I’ve trained a segmentation_models_pytorch.PSPNet
model for image segmentation. For prediction I load whole image in PyTorch tensor
and scan it with 384×384 pixels window.
result = model.predict(image_tensor[:, :, y:y+384, x:x+384])
My Windows machine has 6Gb GPU, while Ubuntu has 8 Gb GPU. When all models are loaded they consume some 1.4 Gb GPU. When processing a large image on Windows the memory consumption increases to 1.7 Gb GPU.
Under Windows the model can handle 25 M pixel images. Under Ubuntu the same code can only process up to 5 M pixel image. Debugging is difficult because I only have ssh access to the Ubuntu machine.
What could cause this discrepancy and how to debug this issue?
2
Answers
You can check cuda version, torch version.
To debug, you can just print image_tensor.shape before model.predict, maybe you are running a larger batch size on linux machine.
First approach to solve:
I should first check the libraries version of the CUDA, Pytorch, and other python libraries in general. If they are all equal, then check for compatibility of libraries in Ubunto and your GPU drive/CUDA.

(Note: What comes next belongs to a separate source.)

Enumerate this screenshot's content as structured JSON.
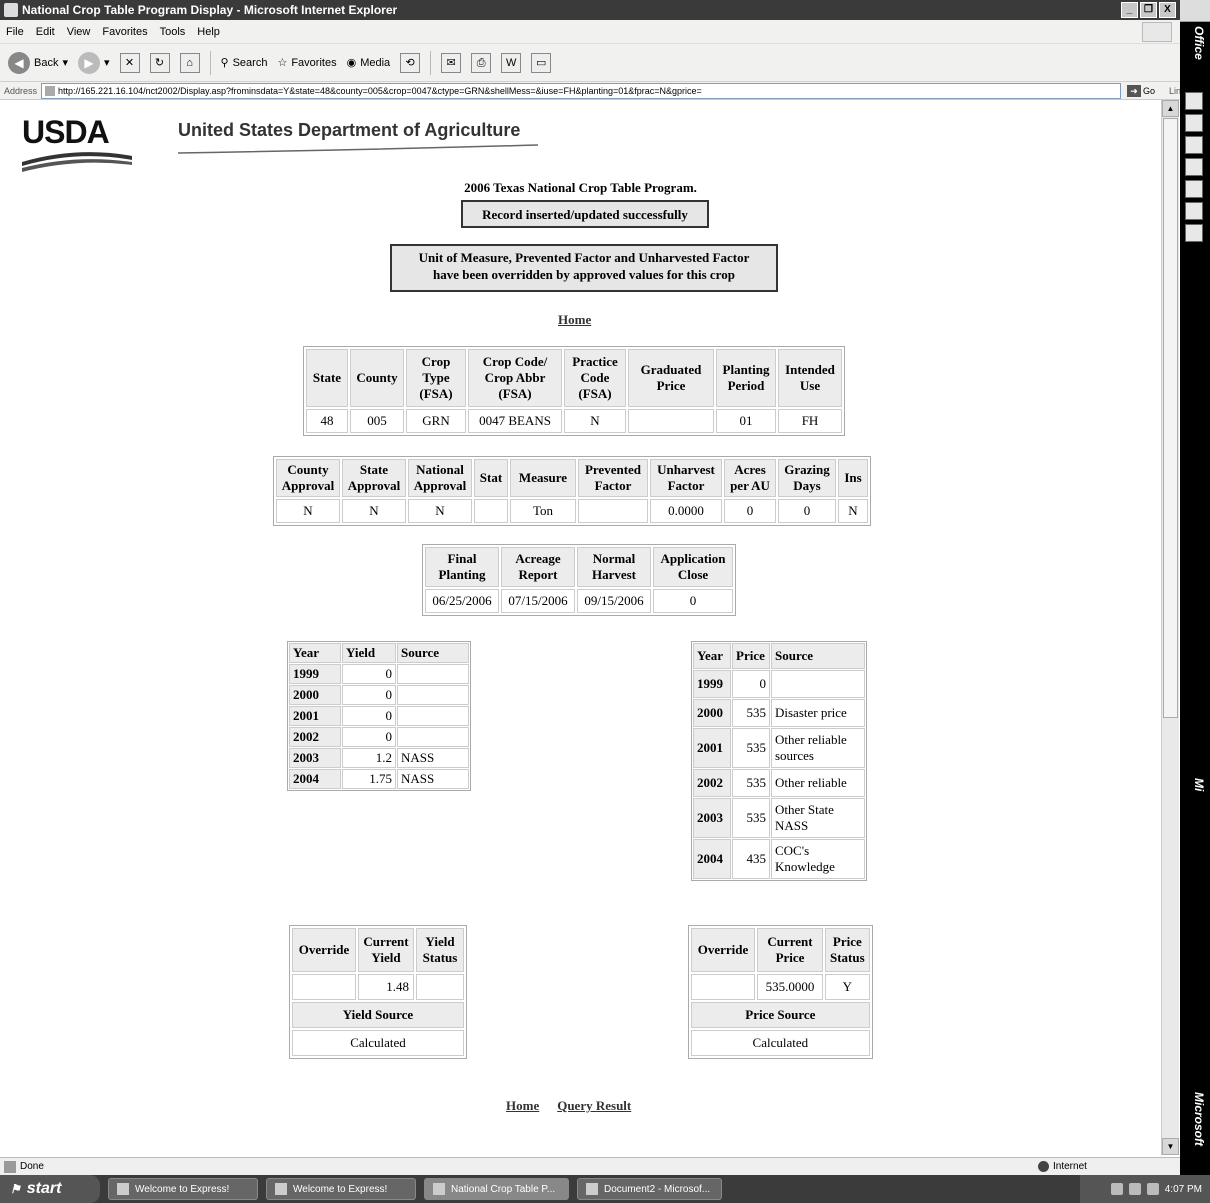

As commented by Jimmy, you can use a conda environment or a virtual environment directly on Python
python3 -m venv env
to control the libraries’ version.To debug
You can install a Python IDE that allows you to debug. If not possible, one very simple but inefficient approach is to print on many parts of your code to see what exactly is different from your execution on Windows.